Heidi O’Loughlin: A Woman Talking

Note: This review is from 2015

Melbourne International Comedy Festival review by Steve Bennett

The debut that won Heidi O’Loughlin a best newcomer nomination at Melbourne’s Barry Awards is as much an episode of Who Do You Think You Are? as it is comedy show.

She has a fascinating lineage, most notably an ancestor who was one the founding fathers of the Tahitian nationalist movement, opposing French colonisation in general and the nuclear tests on the Polynesian islands specifically.
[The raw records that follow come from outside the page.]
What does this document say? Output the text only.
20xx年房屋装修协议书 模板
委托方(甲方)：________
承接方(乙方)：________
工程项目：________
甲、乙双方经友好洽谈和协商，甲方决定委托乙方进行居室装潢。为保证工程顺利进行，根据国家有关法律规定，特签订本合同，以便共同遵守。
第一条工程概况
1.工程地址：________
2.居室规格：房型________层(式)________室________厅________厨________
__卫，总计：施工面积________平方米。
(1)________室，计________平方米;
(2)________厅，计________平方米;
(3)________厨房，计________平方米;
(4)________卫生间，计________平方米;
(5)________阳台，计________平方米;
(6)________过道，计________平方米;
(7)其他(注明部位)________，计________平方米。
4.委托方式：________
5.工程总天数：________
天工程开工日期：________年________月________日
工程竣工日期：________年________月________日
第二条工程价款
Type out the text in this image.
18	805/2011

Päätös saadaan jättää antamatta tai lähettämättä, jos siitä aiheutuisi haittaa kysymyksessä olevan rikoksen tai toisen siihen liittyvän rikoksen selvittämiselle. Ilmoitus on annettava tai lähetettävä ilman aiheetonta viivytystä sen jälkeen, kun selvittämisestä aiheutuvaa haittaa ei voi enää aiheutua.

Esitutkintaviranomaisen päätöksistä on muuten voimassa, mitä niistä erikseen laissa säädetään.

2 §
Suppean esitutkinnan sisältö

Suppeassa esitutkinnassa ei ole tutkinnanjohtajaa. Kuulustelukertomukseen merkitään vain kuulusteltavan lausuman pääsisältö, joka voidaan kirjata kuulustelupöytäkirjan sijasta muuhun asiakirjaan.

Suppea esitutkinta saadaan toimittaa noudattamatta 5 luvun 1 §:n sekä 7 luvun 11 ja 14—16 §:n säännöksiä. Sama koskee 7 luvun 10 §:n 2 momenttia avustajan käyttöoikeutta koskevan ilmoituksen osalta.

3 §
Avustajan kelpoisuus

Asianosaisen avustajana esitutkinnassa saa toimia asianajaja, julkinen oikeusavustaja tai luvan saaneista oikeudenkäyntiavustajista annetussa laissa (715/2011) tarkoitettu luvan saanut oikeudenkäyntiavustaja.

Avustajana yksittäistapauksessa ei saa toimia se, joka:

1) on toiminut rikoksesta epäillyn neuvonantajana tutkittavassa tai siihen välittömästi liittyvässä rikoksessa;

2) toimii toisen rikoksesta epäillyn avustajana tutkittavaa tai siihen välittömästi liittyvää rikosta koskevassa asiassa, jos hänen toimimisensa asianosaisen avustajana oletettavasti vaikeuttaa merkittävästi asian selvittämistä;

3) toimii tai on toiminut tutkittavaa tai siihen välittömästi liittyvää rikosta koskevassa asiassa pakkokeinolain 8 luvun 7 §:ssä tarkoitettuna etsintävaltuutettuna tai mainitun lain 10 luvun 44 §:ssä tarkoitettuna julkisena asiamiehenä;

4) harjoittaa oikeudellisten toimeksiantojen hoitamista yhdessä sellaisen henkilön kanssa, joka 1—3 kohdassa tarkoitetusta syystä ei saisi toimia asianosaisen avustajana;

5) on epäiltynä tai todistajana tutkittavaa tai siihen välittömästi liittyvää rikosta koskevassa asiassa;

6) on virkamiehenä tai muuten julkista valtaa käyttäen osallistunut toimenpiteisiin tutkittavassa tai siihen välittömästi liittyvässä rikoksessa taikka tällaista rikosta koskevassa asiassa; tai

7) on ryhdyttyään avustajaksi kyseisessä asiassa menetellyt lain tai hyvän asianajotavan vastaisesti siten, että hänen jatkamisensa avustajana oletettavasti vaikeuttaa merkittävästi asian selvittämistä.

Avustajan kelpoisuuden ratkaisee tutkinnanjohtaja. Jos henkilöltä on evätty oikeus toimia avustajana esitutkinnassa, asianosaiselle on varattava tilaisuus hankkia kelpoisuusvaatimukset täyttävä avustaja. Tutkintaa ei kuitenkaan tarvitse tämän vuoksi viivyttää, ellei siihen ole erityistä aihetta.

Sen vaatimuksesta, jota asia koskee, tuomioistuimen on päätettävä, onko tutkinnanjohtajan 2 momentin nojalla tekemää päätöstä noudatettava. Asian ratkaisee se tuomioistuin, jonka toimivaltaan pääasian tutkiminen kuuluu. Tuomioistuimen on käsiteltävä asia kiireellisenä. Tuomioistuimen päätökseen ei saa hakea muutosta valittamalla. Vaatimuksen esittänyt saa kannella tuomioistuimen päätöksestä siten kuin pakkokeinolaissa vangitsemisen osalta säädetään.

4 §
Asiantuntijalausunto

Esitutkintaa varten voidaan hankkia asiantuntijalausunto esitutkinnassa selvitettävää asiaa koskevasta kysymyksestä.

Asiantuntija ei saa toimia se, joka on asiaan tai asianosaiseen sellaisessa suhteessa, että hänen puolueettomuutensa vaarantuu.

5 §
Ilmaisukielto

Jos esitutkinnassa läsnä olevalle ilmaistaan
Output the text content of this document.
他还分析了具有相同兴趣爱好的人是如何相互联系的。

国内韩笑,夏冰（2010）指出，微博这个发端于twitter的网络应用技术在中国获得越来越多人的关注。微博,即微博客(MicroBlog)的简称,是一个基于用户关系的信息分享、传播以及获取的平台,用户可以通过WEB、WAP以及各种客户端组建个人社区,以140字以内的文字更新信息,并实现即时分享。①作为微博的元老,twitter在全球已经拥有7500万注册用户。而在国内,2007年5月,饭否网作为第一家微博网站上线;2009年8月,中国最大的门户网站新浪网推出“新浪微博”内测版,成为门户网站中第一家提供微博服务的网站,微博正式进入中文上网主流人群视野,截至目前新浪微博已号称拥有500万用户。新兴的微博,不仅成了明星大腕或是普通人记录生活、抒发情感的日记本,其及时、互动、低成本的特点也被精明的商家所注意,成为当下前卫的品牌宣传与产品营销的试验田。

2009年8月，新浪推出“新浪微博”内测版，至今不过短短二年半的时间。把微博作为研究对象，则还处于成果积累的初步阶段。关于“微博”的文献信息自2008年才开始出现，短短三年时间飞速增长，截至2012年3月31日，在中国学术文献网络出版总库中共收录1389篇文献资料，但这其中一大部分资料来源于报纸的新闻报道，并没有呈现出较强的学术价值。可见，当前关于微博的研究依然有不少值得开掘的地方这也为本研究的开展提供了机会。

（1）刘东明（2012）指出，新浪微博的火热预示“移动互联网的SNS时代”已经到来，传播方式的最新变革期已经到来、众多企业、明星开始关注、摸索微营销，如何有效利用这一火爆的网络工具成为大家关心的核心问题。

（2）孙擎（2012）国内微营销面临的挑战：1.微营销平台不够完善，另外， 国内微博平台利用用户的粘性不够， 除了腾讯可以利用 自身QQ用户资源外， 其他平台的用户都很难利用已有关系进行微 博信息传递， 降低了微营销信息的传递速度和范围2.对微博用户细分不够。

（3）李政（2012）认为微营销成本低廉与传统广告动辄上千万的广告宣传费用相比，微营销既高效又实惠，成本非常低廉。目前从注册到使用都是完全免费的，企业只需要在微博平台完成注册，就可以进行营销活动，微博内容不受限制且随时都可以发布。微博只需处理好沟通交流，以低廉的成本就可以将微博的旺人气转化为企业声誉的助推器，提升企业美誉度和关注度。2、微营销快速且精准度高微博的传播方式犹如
It’s a family history that takes a lot of telling, which, unfortunately, doesn’t leave a lot of room for the funnies.

O’Loughlin, already known around the festival as member of the Fanfiction Comedy team, is super-charming, engagingly coy and with an ever-smiling delivery, clearly delighted to be here, and proud to be sharing the greatness her forebear achieved.

She offers wryly amusing captions to same of the vintage photographs that illustrate the story, but most of the comedy comes not from the central plank of the storytelling, but from a home-made mixtape a fellow student on her London film course gave her – a compilation of hilariously out-of-tune Christmas hits.

Funny as that is, it does seem bolted on, comic relief after sections that discuss the French framing her ancestor for widespread arson, or a long 1914 letter from French Polynesia to a refugee who stowed away to Britain; none of which – as you might imagine – is especially funny.

Away from genealogy, O’Loughlin makes very valid points about sexism on the male-dominated New Zealand panel show where she was the token female regular, but the approach is a bit heavy-handed, especially considering the more nuanced, funnier way a lot of comics.

She has a wonderfully silly opening gambit, while more traditional stand-up sections, about her living in the UK and visiting the Commonwealth Games, are more sketchy, based on relatively thin ideas.

But her modest likability goes a long way, and an hour in her company is a pleasure, even if she hasn't yet figured out how to channel that into a strong comedy show.